Farai Gasa Mukuta, director of National Association of Societies for the Care of the Handicapped (Nascoh), also gave an emotional presentation on people living with disabilities and asked why they were being institutionalised. He noted that about 10% of the population constituted people with albinism, but not a single health institution provides sunscreen lotion to them. This is an essential cream to keep their skin healthy.

“We also noted during the national census that empowerment and education mainly focused on visually-abled people. During the voter registration process, such people were left out and it was also discovered that some of these people did not have birth certificates.”

The meeting also revealed that Capota School for the Blind had serious shortage of books and that only 1% of the blind children had paid school fees. “The dormitories where they sleep have broken doors and windows,” said one speaker at this meeting.

Society has indeed made people disabled and yet given a chance, these people can contribute to the socio-economic development of Zimbabwe.

This is all happening despite the existence of the Disabled Persons Act which unfortunately still does not have a secretariat.

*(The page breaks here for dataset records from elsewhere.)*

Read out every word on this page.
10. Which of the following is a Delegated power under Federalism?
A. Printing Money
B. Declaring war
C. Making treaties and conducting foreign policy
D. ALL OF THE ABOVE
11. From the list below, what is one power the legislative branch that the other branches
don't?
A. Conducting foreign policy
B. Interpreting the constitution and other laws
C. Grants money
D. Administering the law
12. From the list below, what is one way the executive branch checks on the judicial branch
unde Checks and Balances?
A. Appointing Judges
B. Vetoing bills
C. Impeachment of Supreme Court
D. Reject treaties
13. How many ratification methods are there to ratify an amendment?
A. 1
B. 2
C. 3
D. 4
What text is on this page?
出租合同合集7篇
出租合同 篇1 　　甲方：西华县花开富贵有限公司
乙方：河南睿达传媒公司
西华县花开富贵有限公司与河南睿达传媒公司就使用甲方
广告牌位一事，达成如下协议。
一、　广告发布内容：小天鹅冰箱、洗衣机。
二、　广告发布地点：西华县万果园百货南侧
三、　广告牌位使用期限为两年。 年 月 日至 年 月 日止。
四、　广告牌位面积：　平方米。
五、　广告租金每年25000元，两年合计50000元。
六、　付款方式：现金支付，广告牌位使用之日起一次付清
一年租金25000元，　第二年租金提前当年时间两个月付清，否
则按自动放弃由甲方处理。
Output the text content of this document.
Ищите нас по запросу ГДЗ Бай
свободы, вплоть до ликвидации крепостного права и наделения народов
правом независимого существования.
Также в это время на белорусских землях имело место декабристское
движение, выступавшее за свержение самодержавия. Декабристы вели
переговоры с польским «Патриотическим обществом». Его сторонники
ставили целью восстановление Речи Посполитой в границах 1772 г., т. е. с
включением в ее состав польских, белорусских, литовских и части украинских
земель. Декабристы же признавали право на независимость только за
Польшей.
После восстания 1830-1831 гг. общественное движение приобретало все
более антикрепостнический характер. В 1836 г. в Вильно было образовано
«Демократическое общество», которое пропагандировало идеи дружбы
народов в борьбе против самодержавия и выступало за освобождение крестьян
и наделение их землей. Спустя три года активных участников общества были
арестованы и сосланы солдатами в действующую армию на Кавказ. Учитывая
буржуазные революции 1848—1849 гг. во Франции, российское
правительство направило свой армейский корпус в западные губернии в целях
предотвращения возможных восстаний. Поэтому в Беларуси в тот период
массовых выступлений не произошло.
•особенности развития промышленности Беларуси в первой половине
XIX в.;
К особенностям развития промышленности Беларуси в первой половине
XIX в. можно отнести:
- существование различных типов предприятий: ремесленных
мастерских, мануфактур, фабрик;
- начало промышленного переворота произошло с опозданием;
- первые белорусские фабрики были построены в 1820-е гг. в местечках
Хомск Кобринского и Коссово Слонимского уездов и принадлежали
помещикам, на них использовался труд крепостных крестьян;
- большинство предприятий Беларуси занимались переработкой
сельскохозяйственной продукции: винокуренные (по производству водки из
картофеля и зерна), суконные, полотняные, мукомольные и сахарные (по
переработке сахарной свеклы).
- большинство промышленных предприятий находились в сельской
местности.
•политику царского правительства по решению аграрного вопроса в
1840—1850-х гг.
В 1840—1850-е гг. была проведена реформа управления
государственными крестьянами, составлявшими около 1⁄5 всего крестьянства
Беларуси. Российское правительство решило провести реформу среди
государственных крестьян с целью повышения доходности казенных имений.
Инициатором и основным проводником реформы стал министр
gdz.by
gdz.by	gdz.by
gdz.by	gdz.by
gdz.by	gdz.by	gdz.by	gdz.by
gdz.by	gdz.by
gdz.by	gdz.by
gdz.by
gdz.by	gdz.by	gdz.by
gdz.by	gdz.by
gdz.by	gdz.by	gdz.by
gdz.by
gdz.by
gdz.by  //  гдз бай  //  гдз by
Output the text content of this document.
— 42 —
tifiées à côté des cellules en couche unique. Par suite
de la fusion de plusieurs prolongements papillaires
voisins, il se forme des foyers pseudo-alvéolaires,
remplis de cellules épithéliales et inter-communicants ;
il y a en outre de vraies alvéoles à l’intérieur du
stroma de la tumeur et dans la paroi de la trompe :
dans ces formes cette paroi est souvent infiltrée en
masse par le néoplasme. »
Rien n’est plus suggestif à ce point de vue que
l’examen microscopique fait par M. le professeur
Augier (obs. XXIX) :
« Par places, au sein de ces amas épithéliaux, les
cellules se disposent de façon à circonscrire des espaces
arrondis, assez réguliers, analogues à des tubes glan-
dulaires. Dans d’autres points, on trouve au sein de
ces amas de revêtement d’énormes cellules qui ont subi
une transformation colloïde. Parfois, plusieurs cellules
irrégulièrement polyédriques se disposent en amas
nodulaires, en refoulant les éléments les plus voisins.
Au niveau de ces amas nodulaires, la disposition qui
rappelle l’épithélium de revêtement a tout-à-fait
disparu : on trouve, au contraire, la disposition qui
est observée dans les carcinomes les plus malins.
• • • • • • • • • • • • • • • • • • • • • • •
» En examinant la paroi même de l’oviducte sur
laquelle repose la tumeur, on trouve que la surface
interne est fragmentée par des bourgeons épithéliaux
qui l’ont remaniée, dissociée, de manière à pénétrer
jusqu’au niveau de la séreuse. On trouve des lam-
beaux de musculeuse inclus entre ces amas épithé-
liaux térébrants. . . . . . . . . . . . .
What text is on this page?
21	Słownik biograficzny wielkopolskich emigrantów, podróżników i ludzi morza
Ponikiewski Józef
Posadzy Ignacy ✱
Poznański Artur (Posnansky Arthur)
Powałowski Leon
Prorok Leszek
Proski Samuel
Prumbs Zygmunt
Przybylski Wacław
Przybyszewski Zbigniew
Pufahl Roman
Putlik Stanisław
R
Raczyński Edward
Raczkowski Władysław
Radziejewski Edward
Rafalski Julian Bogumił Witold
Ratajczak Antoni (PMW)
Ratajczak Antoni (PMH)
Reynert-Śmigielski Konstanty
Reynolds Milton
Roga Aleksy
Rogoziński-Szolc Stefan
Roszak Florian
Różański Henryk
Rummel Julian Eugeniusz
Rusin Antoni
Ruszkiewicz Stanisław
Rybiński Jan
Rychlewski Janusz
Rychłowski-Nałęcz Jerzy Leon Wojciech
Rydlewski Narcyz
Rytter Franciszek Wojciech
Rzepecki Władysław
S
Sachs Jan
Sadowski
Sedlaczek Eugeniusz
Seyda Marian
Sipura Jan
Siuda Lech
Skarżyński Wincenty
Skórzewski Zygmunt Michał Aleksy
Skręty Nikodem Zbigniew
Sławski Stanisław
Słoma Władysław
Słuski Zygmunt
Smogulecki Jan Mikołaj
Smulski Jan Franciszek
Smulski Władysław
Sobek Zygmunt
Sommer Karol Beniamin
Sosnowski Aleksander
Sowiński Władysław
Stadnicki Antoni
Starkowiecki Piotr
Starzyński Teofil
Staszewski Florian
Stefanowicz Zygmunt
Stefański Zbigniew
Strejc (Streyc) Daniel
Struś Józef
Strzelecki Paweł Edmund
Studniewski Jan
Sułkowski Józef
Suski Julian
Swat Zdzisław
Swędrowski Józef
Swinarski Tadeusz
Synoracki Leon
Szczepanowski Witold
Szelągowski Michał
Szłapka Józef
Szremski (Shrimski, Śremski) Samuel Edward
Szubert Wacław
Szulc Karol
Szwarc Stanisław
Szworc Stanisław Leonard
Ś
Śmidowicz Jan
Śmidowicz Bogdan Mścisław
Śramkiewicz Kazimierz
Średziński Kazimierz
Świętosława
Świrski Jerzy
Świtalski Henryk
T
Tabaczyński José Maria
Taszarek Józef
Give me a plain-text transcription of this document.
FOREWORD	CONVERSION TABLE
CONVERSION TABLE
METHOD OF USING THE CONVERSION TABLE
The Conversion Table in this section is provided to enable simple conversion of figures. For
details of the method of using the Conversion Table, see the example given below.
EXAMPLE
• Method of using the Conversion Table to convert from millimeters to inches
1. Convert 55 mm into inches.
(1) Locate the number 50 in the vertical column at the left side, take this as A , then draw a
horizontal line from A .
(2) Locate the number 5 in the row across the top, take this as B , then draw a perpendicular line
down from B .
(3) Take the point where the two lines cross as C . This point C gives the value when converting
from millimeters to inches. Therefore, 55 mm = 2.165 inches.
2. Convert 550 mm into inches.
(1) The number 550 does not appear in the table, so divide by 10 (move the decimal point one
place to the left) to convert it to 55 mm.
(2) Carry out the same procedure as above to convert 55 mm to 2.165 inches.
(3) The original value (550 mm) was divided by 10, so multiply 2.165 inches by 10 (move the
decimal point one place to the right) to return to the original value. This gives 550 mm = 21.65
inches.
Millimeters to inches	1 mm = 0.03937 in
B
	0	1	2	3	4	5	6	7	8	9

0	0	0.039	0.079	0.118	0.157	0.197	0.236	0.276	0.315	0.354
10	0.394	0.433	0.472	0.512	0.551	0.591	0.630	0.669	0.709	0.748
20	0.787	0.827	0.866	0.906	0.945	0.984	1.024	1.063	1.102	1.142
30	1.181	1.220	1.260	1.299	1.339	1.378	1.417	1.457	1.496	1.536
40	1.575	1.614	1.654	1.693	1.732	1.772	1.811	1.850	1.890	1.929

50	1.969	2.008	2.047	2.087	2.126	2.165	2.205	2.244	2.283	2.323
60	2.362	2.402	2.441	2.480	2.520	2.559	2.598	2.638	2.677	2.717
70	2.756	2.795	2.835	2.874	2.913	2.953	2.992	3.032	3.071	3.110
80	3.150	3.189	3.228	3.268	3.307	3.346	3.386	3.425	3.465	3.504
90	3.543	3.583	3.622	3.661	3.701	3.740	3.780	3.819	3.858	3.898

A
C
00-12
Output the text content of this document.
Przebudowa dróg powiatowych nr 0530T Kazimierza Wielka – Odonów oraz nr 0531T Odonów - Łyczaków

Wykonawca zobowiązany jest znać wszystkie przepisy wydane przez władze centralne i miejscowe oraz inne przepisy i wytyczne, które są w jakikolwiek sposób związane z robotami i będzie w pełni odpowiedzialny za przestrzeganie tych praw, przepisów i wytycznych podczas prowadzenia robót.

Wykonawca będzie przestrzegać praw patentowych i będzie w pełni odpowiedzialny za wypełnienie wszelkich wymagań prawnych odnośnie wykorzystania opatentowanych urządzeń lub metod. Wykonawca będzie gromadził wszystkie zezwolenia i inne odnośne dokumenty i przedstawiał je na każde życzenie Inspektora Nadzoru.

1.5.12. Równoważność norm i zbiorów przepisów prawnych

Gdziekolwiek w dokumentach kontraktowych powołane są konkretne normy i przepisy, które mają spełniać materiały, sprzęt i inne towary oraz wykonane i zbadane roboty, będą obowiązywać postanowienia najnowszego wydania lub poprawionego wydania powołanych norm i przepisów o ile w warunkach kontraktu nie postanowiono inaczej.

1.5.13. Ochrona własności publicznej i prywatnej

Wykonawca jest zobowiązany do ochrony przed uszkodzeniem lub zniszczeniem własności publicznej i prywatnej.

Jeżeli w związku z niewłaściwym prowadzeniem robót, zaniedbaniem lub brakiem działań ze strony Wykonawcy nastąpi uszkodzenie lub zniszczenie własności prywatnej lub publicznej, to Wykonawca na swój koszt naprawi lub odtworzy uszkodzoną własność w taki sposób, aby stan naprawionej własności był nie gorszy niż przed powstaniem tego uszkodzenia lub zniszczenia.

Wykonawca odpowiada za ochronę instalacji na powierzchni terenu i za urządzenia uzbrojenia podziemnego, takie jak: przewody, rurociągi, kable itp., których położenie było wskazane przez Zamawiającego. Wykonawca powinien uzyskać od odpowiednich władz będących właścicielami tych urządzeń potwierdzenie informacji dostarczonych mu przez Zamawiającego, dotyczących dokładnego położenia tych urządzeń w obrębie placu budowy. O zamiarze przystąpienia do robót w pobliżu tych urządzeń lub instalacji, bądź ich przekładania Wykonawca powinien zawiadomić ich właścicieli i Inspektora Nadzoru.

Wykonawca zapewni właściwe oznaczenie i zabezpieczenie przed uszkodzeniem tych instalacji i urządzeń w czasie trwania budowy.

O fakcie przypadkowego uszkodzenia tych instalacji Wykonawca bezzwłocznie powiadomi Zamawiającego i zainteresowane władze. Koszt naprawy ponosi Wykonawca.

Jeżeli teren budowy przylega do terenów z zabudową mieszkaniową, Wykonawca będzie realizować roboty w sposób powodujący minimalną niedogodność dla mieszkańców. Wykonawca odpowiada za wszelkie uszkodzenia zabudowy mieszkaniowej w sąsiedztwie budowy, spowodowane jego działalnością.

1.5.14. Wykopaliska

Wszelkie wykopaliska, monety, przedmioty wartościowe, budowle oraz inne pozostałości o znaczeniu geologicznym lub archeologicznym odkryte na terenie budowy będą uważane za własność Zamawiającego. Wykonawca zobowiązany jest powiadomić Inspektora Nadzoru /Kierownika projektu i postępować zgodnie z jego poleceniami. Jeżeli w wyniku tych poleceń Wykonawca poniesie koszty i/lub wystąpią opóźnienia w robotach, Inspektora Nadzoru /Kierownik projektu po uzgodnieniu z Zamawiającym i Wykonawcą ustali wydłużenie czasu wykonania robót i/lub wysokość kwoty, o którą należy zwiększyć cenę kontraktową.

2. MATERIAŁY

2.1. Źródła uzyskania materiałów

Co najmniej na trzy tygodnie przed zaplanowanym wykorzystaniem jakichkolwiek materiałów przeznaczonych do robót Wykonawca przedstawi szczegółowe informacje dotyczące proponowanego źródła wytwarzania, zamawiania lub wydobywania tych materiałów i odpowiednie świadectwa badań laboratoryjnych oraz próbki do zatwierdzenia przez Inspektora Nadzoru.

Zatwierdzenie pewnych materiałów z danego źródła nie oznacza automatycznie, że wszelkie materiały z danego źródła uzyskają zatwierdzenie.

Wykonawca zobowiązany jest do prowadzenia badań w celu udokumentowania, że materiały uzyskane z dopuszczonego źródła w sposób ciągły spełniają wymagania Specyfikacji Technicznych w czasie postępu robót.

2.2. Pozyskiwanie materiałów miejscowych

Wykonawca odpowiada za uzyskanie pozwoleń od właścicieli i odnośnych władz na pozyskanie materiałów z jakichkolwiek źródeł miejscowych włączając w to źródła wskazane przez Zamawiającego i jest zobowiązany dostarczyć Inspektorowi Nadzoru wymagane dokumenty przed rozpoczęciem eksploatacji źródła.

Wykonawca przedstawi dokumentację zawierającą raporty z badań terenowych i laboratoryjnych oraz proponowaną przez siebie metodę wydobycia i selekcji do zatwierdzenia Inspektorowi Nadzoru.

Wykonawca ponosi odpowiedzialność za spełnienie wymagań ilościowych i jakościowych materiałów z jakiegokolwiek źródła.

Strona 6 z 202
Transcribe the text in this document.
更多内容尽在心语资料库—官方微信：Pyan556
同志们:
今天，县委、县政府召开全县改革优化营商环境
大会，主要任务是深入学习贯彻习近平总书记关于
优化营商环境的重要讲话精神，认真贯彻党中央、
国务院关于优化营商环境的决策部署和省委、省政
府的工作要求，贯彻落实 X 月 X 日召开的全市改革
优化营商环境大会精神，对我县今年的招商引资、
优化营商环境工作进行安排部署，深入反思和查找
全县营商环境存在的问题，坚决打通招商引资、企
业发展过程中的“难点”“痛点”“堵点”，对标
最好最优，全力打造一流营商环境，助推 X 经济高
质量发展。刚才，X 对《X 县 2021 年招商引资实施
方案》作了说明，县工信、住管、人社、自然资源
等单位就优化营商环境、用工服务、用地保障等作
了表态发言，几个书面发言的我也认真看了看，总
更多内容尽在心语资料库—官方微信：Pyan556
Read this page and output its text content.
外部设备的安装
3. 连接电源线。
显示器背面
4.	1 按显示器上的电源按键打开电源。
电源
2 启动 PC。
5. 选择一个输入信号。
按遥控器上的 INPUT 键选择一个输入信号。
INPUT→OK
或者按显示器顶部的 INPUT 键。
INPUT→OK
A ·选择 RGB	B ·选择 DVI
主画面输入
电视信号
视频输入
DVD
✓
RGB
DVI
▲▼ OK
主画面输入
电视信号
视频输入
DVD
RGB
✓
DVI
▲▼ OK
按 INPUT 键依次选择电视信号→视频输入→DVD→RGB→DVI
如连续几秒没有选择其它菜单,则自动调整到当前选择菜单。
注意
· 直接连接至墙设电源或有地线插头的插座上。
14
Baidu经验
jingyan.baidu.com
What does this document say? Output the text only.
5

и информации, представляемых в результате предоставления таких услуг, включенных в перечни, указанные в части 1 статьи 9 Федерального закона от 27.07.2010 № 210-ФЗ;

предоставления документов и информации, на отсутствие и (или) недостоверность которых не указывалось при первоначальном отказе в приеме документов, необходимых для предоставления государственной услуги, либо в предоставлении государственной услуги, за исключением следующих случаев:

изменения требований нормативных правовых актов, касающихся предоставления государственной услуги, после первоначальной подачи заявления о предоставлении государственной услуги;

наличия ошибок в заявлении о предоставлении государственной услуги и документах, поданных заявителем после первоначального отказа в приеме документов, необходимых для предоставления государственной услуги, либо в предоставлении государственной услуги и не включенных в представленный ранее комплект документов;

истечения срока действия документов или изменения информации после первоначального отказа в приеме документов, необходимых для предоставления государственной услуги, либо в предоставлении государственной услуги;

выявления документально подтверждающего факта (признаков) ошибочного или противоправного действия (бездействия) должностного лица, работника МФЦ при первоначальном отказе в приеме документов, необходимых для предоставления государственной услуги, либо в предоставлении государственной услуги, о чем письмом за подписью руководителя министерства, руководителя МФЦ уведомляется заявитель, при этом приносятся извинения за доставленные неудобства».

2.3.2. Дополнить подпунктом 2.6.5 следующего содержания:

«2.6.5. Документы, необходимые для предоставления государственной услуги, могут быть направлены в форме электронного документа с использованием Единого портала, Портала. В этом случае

There is no willpower to produce, for example sunscreen lotion for albinos in Zimbabwe, but we have so many people on anti-retroviral to curtail HIV which are offered free of charge.

So then if all these institutions are run privately who will access these services when in fact the majority of these people are living in poverty? There is need to put a law that strictly deals with people living with disabilities, and implement what that law says. Meetings and meetings can be held to discuss these matters, but for as long as there is no willpower to bring this change, we are going nowhere.

It is imperative for Government to go down to areas where these people are concentrated — that is at village and district level — so that they can get their input. That is the only way Zimbabwe can come up with an answer to this problem.

Having highlighted all these problems, it will not be surprising not to find people living with disabilities nowhere near a polling booth during the crucial harmonised elections.

Disability is a fact of life. And disability does not always translate to inability.